Greater London is enduring one of the highest rates of joblessness in the country while a key West End business sector has seen a steep fall in sales according to newly released figures.
The latest unemployment figures from the Office for National Statistics (ONS), released today, put the capital’s seasonally adjusted rate at 4.6 per cent of its population aged 16 and over compared with a UK figure of 3.8 per cent. Only the north-east, at 5.1 per cent, is faring worse.
Also released today, findings from a survey by the Heart of London Business Alliance business improvement district body, which represents over 600 businesses in the West End, say that those operating in hospitality and leisure have suffered an average 20 per cent loss in sales compared with normal levels, ironically due to staff shortages, with 19 percent of positions presently vacant.
Heart of London says its figures indicate that West End hospitality is in a worse position than the sector nationally, as a UK Hospitality national survey earlier this year found a relatively small 16 per cent drop in sales resulting from staff shortages with only 15 per cent of available jobs unfilled.

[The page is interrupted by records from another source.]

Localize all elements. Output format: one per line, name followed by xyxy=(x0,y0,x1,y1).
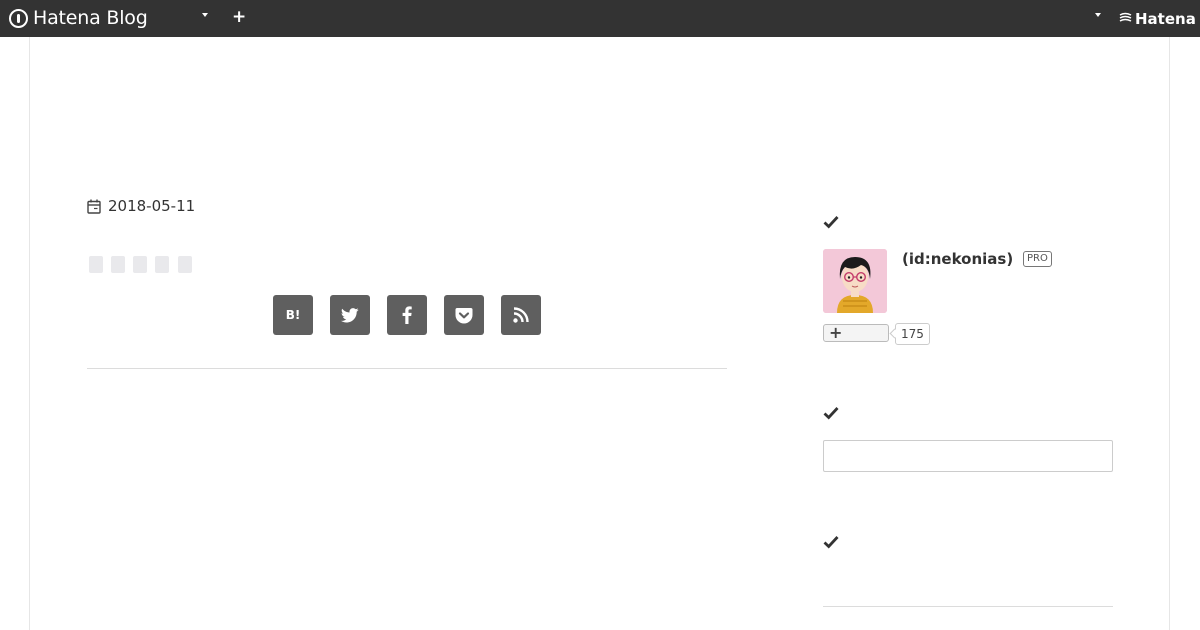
logo-text: Hatena Blog xyxy=(33,7,148,29)
title-placeholder-block xyxy=(133,256,147,273)
checkmark-icon xyxy=(823,536,839,549)
new-post-plus-icon[interactable]: + xyxy=(232,7,246,27)
search-input[interactable] xyxy=(823,440,1113,472)
entry-divider xyxy=(87,368,727,369)
subscriber-count: 175 xyxy=(895,323,930,345)
content-frame-left-border xyxy=(29,37,30,630)
checkmark-icon xyxy=(823,407,839,420)
rss-icon xyxy=(513,307,529,323)
global-header: Hatena Blog + Hatena xyxy=(0,0,1200,37)
calendar-icon xyxy=(87,199,101,214)
blog-menu-chevron-down-icon[interactable] xyxy=(202,13,208,17)
facebook-icon xyxy=(402,306,412,324)
checkmark-icon xyxy=(823,216,839,229)
hatena-bookmark-share-button[interactable]: B! xyxy=(273,295,313,335)
title-placeholder-block xyxy=(89,256,103,273)
entry-date: 2018-05-11 xyxy=(87,197,195,215)
pocket-icon xyxy=(455,307,473,323)
subscribe-button[interactable]: + xyxy=(823,323,889,342)
facebook-share-button[interactable] xyxy=(387,295,427,335)
content-frame-right-border xyxy=(1169,37,1170,630)
twitter-bird-icon xyxy=(341,307,359,322)
title-placeholder-block xyxy=(155,256,169,273)
entry-date-link[interactable]: 2018-05-11 xyxy=(108,197,195,215)
user-menu-chevron-down-icon[interactable] xyxy=(1095,13,1101,17)
profile-user-id-link[interactable]: (id:nekonias) xyxy=(902,250,1013,268)
avatar-illustration xyxy=(823,249,887,313)
hatena-blog-logo[interactable]: Hatena Blog xyxy=(9,7,148,29)
plus-icon: + xyxy=(829,323,843,342)
twitter-share-button[interactable] xyxy=(330,295,370,335)
sidebar-divider xyxy=(823,606,1113,607)
title-placeholder-block xyxy=(178,256,192,273)
hatena-bookmark-label: B! xyxy=(285,308,301,322)
hatena-blog-icon xyxy=(9,8,28,28)
profile-avatar[interactable] xyxy=(823,249,887,313)
hatena-brand-link[interactable]: Hatena xyxy=(1135,10,1196,28)
rss-subscribe-button[interactable] xyxy=(501,295,541,335)
pocket-share-button[interactable] xyxy=(444,295,484,335)
pro-badge: PRO xyxy=(1023,251,1052,267)
hatena-brand-icon xyxy=(1119,12,1132,22)
title-placeholder-block xyxy=(111,256,125,273)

The organisation’s chief executive Ros Morgan said the West End numbers demonstrate that “as London gets back to business, recruitment has become an existential issue facing the West End’s hospitality sector” with businesses “unable to open their doors, not because of lack of demand but because of a lack of staff. It’s like another lockdown for businesses, but this time without support from government”.
Claire Harding, research director for think tank Centre for London, said the ONS unemployment figures for the capital serve as “a strong reminder that the capital shares challenges with many other regions in the UK. Although Londoners are often perceived as better off than those who live elsewhere, the city’s residents face the same economic realities seen in cities and towns across the country.”
The collapse in numbers working in hospitality in London and elsewhere has been found to be related to both Brexit and the pandemic, with the ONS recently finding that almost 100,000 European Union nationals had left jobs in accommodation and food services nationally in the two years to June 2021, representing a fall from 42 per cent of workers employed in those areas to just 28 per cent.